Renzi, referendum tra ottobre e novembre

Pubblicato il 11 luglio 2016 da redazione

renzi

ROMA. – Non vede l’ora di fare una campagna elettorale Matteo Renzi che, due anni dopo l’ingresso a Palazzo Chigi, annuncia che metterà nero su bianco la ricostruzione di come si passò dall”Enrico stai sereno’ alla sfiducia del Pd al suo premier. In attesa delle politiche, però, il premier si butterà nella campagna per il referendum che “a naso” si svolgerà tra ottobre ed il 6 novembre.

“Non ho paura” sull’esito, scommette il leader dem negando di aver moderato i toni per timore di una sconfitta e tirando dritto sul quesito unico sostenuto dal governo perchè “la Costituzione non si cambia à la carte”.

Nonostante non voglia ammettere di aver cambiato strategia, Renzi riconosce che forse l’impressione di essere stato troppo sicuro e arrogante lo ha danneggiato. Per questo in vista del referendum istituzionale – dice – “non aprirò più bocca sul mio futuro” politico.

Che non vuol dire che in caso di sconfitta il premier non trarrà le conseguenze ma che per vincere il referendum il governo insisterà sui temi di merito. E, pur escludendo paralleli con Brexit, il segretario dem ammette di aver imparato da Cameron una lezione: “Non bisogna mai utilizzare le istituzioni per regolare i conti con la minoranza interna”.

Per compattare il partito sul referendum, ai vertici del Nazareno si lavora ancora per cercare una tregua con la minoranza fino al congresso, evitando lacerazioni dannose sull’esito della riforma istituzionale. Ed è proprio spiegando i vantaggi di una riforma che “riduce la politica ed i suoi costi” che Renzi pensa che un elettore M5S o della Lega potrà votare a favore.

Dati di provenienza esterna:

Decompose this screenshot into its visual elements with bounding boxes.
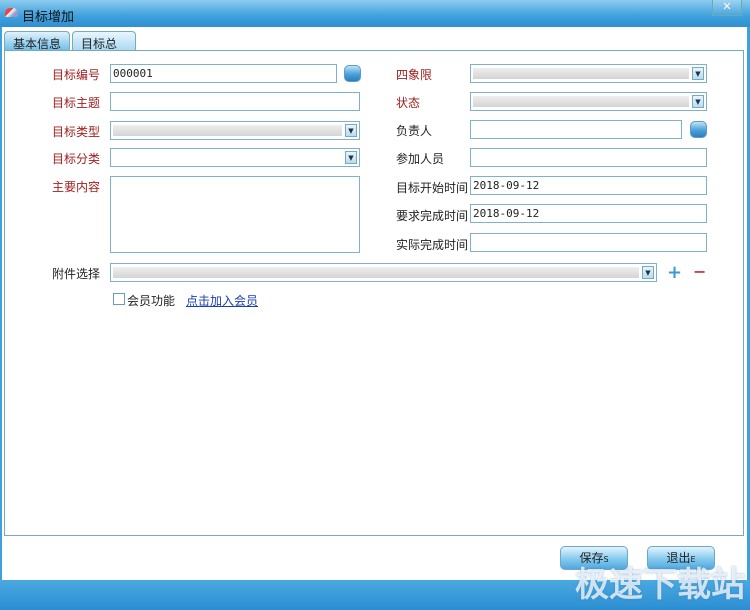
goal-no-picker-button[interactable]: [344, 65, 361, 82]
quadrant-select[interactable]: ▼: [470, 64, 707, 83]
chevron-down-icon[interactable]: ▼: [345, 124, 357, 137]
status-select[interactable]: ▼: [470, 92, 707, 111]
add-attachment-icon[interactable]: +: [667, 262, 682, 283]
close-button[interactable]: ✕: [712, 0, 742, 16]
window-title: 目标增加: [22, 10, 75, 25]
required-date-input[interactable]: 2018-09-12: [470, 204, 707, 223]
owner-label: 负责人: [396, 124, 433, 138]
required-date-label: 要求完成时间: [396, 209, 469, 223]
chevron-down-icon[interactable]: ▼: [642, 266, 654, 279]
content-label: 主要内容: [52, 180, 101, 194]
participants-label: 参加人员: [396, 152, 445, 166]
actual-date-input[interactable]: [470, 233, 707, 252]
quadrant-label: 四象限: [396, 68, 433, 82]
chevron-down-icon[interactable]: ▼: [692, 95, 704, 108]
category-select[interactable]: ▼: [110, 148, 360, 167]
participants-input[interactable]: [470, 148, 707, 167]
type-select[interactable]: ▼: [110, 121, 360, 140]
start-date-label: 目标开始时间: [396, 181, 469, 195]
goal-no-label: 目标编号: [52, 68, 101, 82]
app-icon: [5, 8, 18, 17]
chevron-down-icon[interactable]: ▼: [692, 67, 704, 80]
subject-input[interactable]: [110, 92, 360, 111]
watermark: 极速下载站: [575, 565, 745, 605]
status-label: 状态: [396, 96, 421, 110]
title-bar: [0, 0, 750, 27]
attachment-label: 附件选择: [52, 267, 101, 281]
member-checkbox[interactable]: [113, 293, 125, 305]
start-date-input[interactable]: 2018-09-12: [470, 176, 707, 195]
tab-basic-info[interactable]: 基本信息: [4, 31, 70, 51]
remove-attachment-icon[interactable]: −: [693, 262, 706, 281]
goal-no-input[interactable]: 000001: [110, 64, 337, 83]
attachment-select[interactable]: ▼: [110, 263, 657, 282]
member-checkbox-label: 会员功能: [127, 294, 176, 308]
chevron-down-icon[interactable]: ▼: [345, 151, 357, 164]
subject-label: 目标主题: [52, 96, 101, 110]
owner-picker-button[interactable]: [690, 121, 707, 138]
join-member-link[interactable]: 点击加入会员: [186, 292, 258, 309]
actual-date-label: 实际完成时间: [396, 238, 469, 252]
type-label: 目标类型: [52, 125, 101, 139]
category-label: 目标分类: [52, 152, 101, 166]
content-textarea[interactable]: [110, 176, 360, 253]
owner-input[interactable]: [470, 120, 682, 139]
tab-goal-summary[interactable]: 目标总结: [72, 31, 136, 68]
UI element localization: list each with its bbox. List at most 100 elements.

Se la data del voto non è ancora certa – oggi il leader dem parla per la prima volta di un’ipotesi del 6 novembre – va in soffitta l’ipotesi dello spacchettamento del quesito, sostenuto dai radicali. E valutato, ma poi scartato, nella maggioranza per la difficoltà del Pd di spiegare agli elettori come si possa sostenere il quesito unico e la riforma votata per parti.

“A mio avviso lo spacchettamento non sta in piedi”, chiude la porta il premier. Che si tiene lontano dall’impegnare il governo anche in una riforma dell’Italicum, chiesta dalla minoranza ma anche dagli alleati di governo.

“Per me ora c’è una legge e prima non c’era, era stata cancellata dalla Consulta, se il Parlamento è in grado di farne un’altra si accomodi”, è la linea del presidente del consiglio. Se sull’esito del referendum è ottimista il ministro degli Esteri Paolo Gentiloni che alla Bbc spiega che “non sarà sul governo”, le opposizioni non sono disposte a fare sconti.

Fi conferma la linea dura del No e solo dopo il partito di Silvio Berlusconi lavorerà per cambiare l’Italicum. E anche da Tel Aviv Luigi Di Maio assicura che M5S sarà impegnata anche ad agosto per la vittoria del no al referendum. Ma il leader grillino non fa paura a Renzi: “Non credo che sarà il mio successore”.